Bowled & Beautiful - How Google’s mockumentary with Strzelecki broke conventions

By Makayla Muscat | 14 October 2024
 

The big idea was “lf Shaz can do it, ‘youse’ can too”. 

Sharon Strzelecki returned to screens around the country when Google teamed up with Emotive to transform B2B marketing with an entertaining how-to ad. 

Strzelecki, played by comedian and actress Magda Szubanski, fronts the campaign which shows her using a range of ad tools to find customers for her Bowled & Beautiful hairdressing business. 

The brief from Google tasked the independent creative agency Emotive to create a campaign to launch Google’s suite of AI-powered tools after a survey found that 61% of small businesses are finding it challenging to attract new customers. 

Emotive CEO Simon Joyce said the well-known Australian character Strzelecki was selected to front the campaign to “dramatise the ease” of using Google Ads. 

“Despite Google ads being such a staple for so many marketers and businesses, people thought they needed to be more experienced to use it... that's what informed our strategy,” he told AdNews.  

“SMBs with teams of 15 or 20 people have a lot going on and marketing isn't what they're thinking about that often, but they're always thinking about their pipeline."

The campaign features a mini mockumentary and 60s, 30s, and 15s ads complemented by an in-depth’ how-to’ video.

And it took almost 18 months to bring the idea to life because it broke B2B advertising conventions. 

“We said let's bring a level of consumer creativity into the B2B segment,” Joyce said. 

“It was a very different approach for Google when it came to advertising Google Ads, therefore there were a lot of questions and additional research points along the way.

“We have done campaigns before that for Google Ads but with formal and earnest case study-esque versus really leaning into entertainment and trying to win people's attention.

“It was a long research and strategic journey to get to that point where we had the permission to really go after attention, entertain, drive the product as part of the narrative and deliver what has been a really successful campaign so far.”

Emotive deliberately leaned into comedy because to ensure the campaign was entertaining and embodied the Google brand personality. 

Of all the ideas, the one that stuck was bringing Strzelecki back to screens around the country. 

Pearson said it was important to intimately understand her world. 

“It's not a reinvention of her character, but it's a continuation of her story and true to her world,” he said.

“I think being authentic to Shaz's character is pretty much everything because she is an icon and audiences are really brutal if they spot a fake in that regard. 

“While it seems like it can seem like a no-brainer to take an established character and just build from that, it comes with quite a lot of risks, particularly when they are so very deeply part of the comedic consciousness of the country.” 

Pearson said Szubanski was heavily involved in the creative process, saying “some great improv lines” emerged. 

“You've got a very big client behind her, that's Google, so it very much had to be a scripted piece that we were working from,” he said. 

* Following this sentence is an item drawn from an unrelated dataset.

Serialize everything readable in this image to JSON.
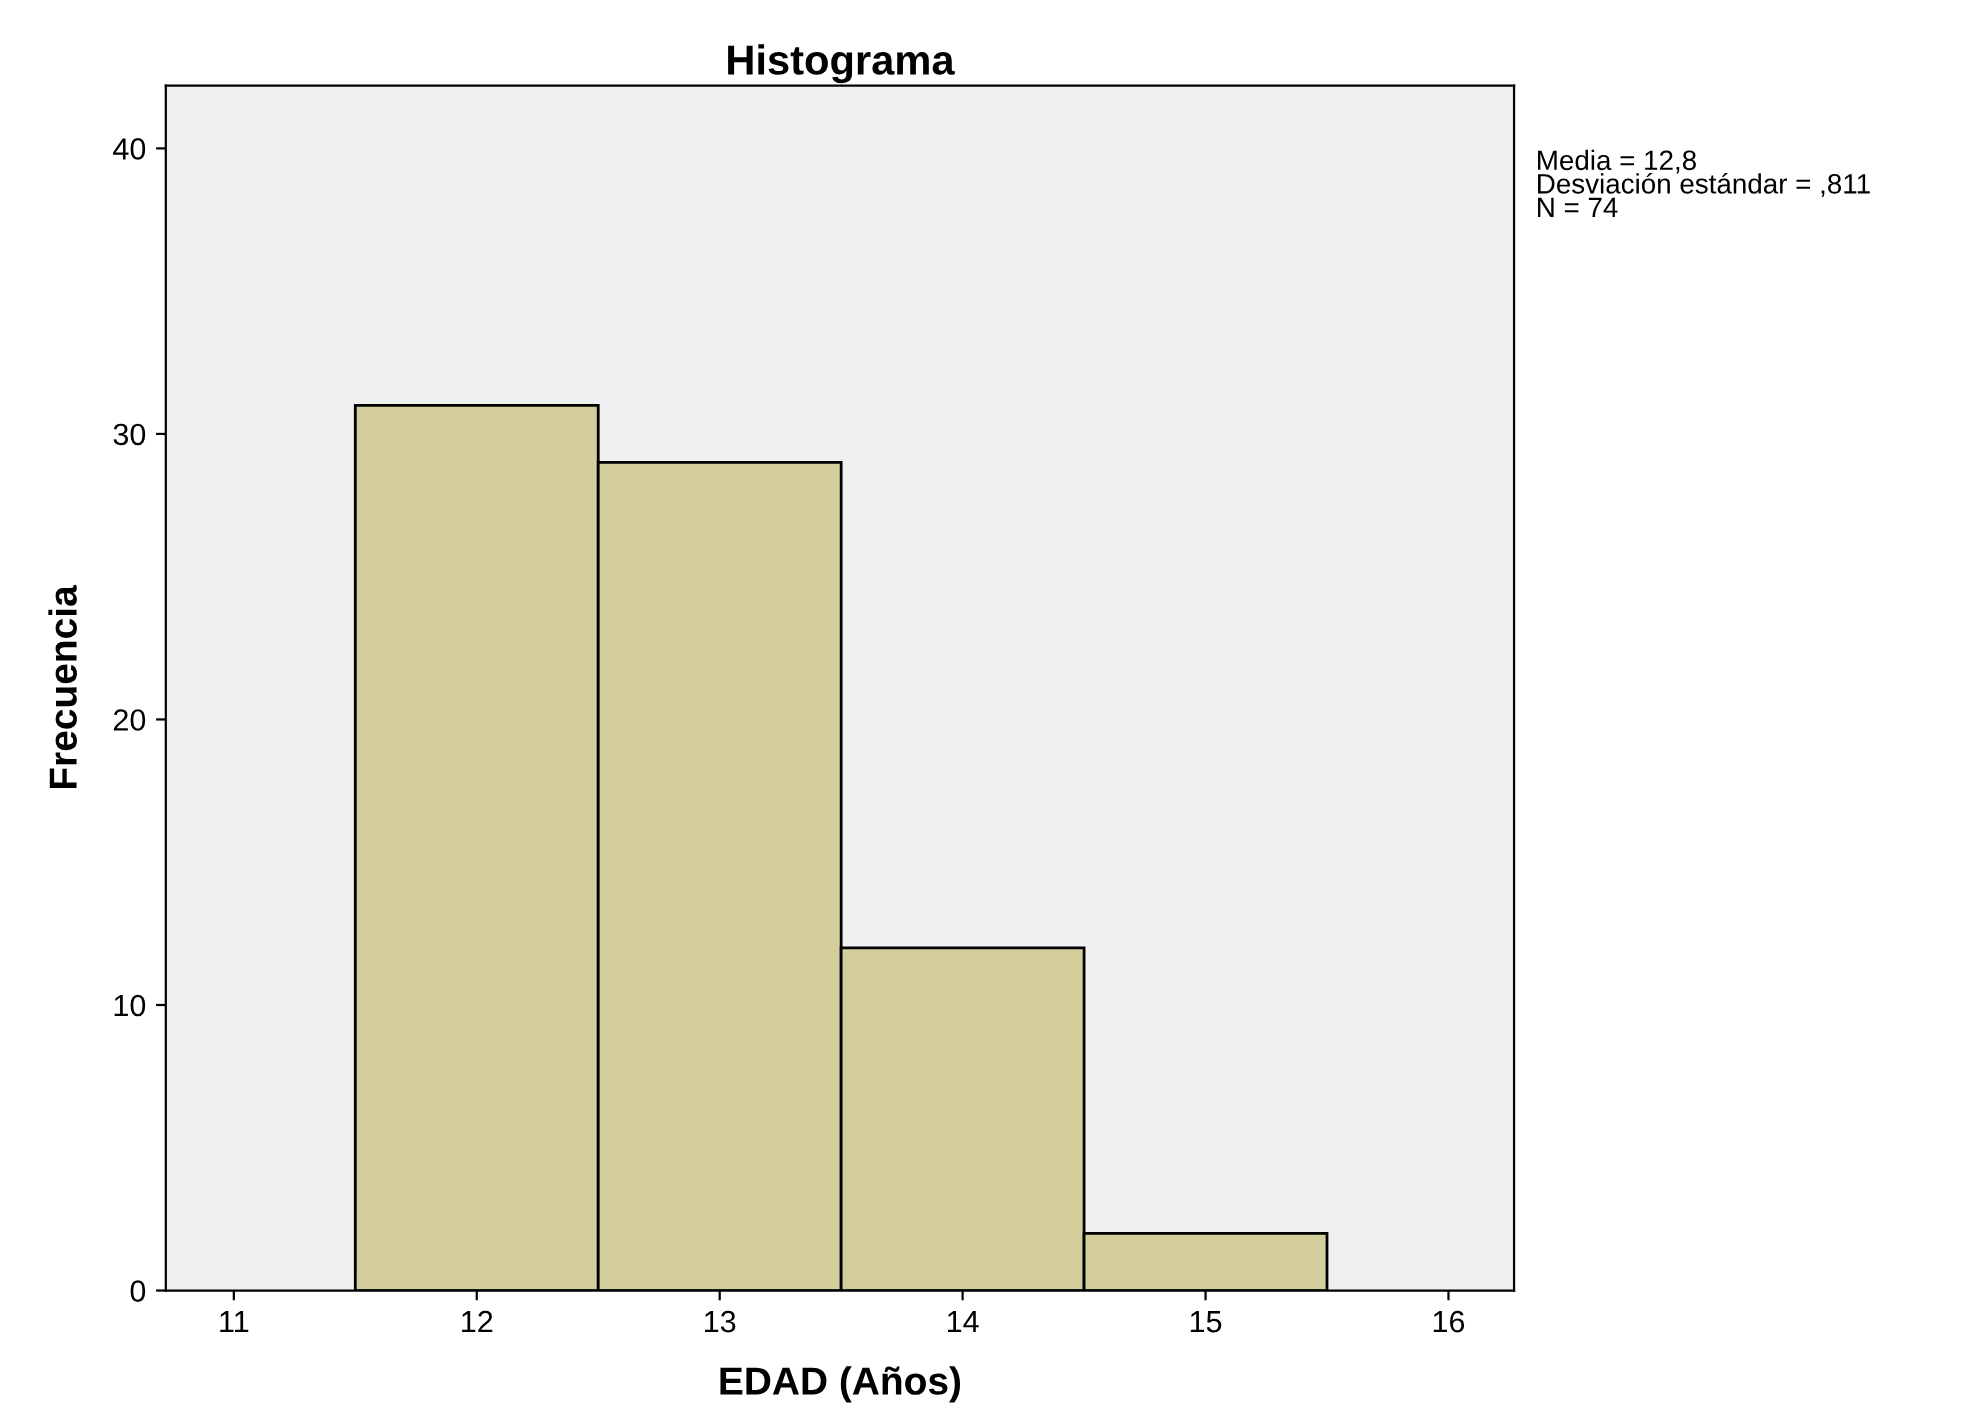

“But we just wanted to make sure that as we built that out, she was very much across it and giving her input as well.” 

Pearson said the team had several really robust sessions in the lead up to the two-day shoot. 

“They degenerated into laughing fits at times, but they were sort of always trying to make sure that we were balancing what Sharon would do against what we're trying to achieve with it and what was going to be broadly entertaining,” he said. 

“She loved ‘Bowled & Beautiful’ from the beginning and just helped build it out even further through many gags, lots of which were unusable because of being too naughty but lots that were usable, and we just tried to weave it through so it became a genuine collaboration between all of us.

“I don't think you could trace who did what by the end of it, in terms where ideas in that script came from, but that's a fantastic thing too because it means that you've got genuine buy-in from your talent. 

“She's carrying the whole thing and we obviously wanted to build the world around her with quirky characters that felt very real to her.”

The campaign racked up more than 1.3million organic views in the first month and System One Testing showed 2.9x long-term market share growth compared to B2B advertising benchmarks. 

While there are no confirmed plans to produce another Google Ad featuring Strzelecki, Joyce said the campaign has left people begging for more. 

“If you go through the social comments there's a lot of people that would love to see a continuation of this story,” he said. 

“We certainly haven't sort of explored the limit of where Sharon's going to go with this so I think we could look at a lot of different plot lines that fall out of this initial adventure. 

“We would love to continue the adventure.”